Here are screenshots of those disambiguations of GM in action:


As a nomenclatural note, even obvious term variants like "pictures" (plural) and "picture" (singular) would be treated as different search terms by a dumb computer, so we also include these types of relationships within our umbrella of synonyms. Pictures/picture are typically called stemming variants, which refers to the fact that they share the same word stem, or root. The same systems that need to understand that "pictures" and "photos" mean the same thing also need to understand that "pictures" and "picture" mean the same thing. This is something that is even more obvious to a human but is also still a difficult task for a computer. An example of how this is difficult are the words "animal" and "animation," which share the same stem and etymology, but don't mean the same thing in standard use. Another tricky case that is very dependent on the other words in the query is "arm" vs. "arms." Arms might seem like the plural of arm, but consider how it might be used in a search: [arm reduction] vs. [arms reduction]. Google search is smart enough to know that the former is about removing fat from one's arm, and the latter is about reducing stockpiles of weaponry, and that arm/arms are dangerous synonyms in that case because they would change the meaning. These subtle differences between words that seem related is what makes synonymy very hard to get right.

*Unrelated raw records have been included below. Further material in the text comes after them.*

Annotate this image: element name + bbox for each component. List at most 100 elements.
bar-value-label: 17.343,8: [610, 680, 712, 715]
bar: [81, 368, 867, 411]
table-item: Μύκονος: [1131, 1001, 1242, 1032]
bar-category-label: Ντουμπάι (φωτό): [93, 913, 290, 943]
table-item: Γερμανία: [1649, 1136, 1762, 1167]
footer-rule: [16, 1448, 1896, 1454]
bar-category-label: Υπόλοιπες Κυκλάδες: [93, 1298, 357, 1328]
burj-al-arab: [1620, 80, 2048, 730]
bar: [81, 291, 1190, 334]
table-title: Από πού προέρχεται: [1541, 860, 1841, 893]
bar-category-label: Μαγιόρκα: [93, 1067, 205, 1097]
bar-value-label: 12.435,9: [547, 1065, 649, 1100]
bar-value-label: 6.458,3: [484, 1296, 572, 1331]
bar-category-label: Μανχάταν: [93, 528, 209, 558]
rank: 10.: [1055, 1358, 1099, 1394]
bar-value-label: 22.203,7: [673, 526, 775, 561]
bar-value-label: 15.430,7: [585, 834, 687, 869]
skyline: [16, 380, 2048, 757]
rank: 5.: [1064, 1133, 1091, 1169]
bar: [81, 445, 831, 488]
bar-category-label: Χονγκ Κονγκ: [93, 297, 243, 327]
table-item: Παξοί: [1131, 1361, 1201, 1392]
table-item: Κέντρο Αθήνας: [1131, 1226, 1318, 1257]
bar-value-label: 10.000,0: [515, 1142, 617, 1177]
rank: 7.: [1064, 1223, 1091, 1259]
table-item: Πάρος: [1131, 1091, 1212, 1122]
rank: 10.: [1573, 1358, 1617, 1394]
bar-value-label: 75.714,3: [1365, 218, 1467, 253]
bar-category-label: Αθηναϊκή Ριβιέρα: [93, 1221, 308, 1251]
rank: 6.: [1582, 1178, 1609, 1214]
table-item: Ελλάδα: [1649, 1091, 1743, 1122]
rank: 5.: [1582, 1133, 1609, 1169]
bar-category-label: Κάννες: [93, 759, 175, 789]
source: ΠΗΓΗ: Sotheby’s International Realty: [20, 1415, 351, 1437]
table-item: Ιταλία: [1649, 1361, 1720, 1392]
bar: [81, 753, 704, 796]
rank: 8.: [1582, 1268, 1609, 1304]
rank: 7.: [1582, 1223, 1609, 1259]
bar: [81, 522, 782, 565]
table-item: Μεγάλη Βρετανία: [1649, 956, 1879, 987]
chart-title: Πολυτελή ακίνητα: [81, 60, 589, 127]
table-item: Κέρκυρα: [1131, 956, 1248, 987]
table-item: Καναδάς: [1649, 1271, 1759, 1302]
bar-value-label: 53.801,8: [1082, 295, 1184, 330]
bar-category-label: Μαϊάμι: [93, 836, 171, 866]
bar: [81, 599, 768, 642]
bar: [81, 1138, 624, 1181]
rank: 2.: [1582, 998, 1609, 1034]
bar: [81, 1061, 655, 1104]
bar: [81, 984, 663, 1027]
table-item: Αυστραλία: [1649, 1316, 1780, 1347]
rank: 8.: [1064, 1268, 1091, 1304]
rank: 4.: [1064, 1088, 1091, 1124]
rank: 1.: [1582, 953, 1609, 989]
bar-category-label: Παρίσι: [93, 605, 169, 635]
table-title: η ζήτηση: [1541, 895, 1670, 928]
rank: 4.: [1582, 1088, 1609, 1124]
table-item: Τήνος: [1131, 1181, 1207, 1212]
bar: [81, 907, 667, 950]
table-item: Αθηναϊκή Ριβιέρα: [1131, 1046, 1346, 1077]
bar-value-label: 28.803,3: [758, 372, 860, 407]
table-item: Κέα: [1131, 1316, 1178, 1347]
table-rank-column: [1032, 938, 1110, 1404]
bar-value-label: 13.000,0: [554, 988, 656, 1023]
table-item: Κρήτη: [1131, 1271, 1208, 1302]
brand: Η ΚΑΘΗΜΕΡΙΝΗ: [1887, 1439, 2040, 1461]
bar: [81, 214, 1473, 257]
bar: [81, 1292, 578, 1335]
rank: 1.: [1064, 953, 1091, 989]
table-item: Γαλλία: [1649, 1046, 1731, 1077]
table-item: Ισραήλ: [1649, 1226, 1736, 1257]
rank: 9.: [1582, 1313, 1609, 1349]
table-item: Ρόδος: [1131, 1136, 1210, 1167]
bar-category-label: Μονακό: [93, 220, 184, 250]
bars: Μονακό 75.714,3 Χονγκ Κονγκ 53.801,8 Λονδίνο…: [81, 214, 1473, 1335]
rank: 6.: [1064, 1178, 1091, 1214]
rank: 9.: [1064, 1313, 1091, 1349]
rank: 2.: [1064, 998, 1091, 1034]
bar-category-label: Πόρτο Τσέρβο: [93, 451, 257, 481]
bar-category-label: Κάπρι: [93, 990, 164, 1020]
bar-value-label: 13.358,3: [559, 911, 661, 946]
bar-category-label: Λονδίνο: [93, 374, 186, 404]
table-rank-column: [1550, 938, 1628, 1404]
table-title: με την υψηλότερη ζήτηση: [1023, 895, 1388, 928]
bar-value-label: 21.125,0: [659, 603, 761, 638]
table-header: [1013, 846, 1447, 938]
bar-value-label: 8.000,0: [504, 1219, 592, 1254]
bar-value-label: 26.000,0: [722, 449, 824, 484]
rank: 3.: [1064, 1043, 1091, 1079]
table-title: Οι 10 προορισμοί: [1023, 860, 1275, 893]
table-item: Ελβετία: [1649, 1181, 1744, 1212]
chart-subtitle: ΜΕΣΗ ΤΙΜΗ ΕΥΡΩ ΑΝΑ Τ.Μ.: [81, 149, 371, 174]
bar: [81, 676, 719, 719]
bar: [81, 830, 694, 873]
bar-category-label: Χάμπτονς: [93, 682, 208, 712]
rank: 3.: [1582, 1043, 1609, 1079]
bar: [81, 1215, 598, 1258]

Here are some other examples of synonyms we thought were interesting:

[song words], "lyrics" is bolded for "words".
[what state has the highest murder rate], "homicide" is bolded for "murder".
[himalayan kitten breeder], Google knows that "cat breeder" is the same as "kitten breeder".
[dura ace track bb axle njs], Google knows that "bb" here means "bottom bracket".
[software update on bb color id], "blackberry is bolded for "bb".
[bb cream dark], Google knows here that bb means "blemish balm".
[southeastern usa bb fitness & figure], "bodybuilding" is bolded for "bb."

Lastly, language is used with as much variety and subtlety as is present in human culture, and our algorithms still make mistakes. We flinch when we find such mistakes; we're always working to fix them. One of the best ways for us to discover these problems is to get feedback from real users, which we then use to inspire improvements to our computer programs. If you have specific complaints about our synonyms system, you can post a question at the web search help center forum or you can tweet them with the hash tag #googlesyns. You can also turn off a synonym for a specific term by adding a "+" before it or by putting the words in quotation marks.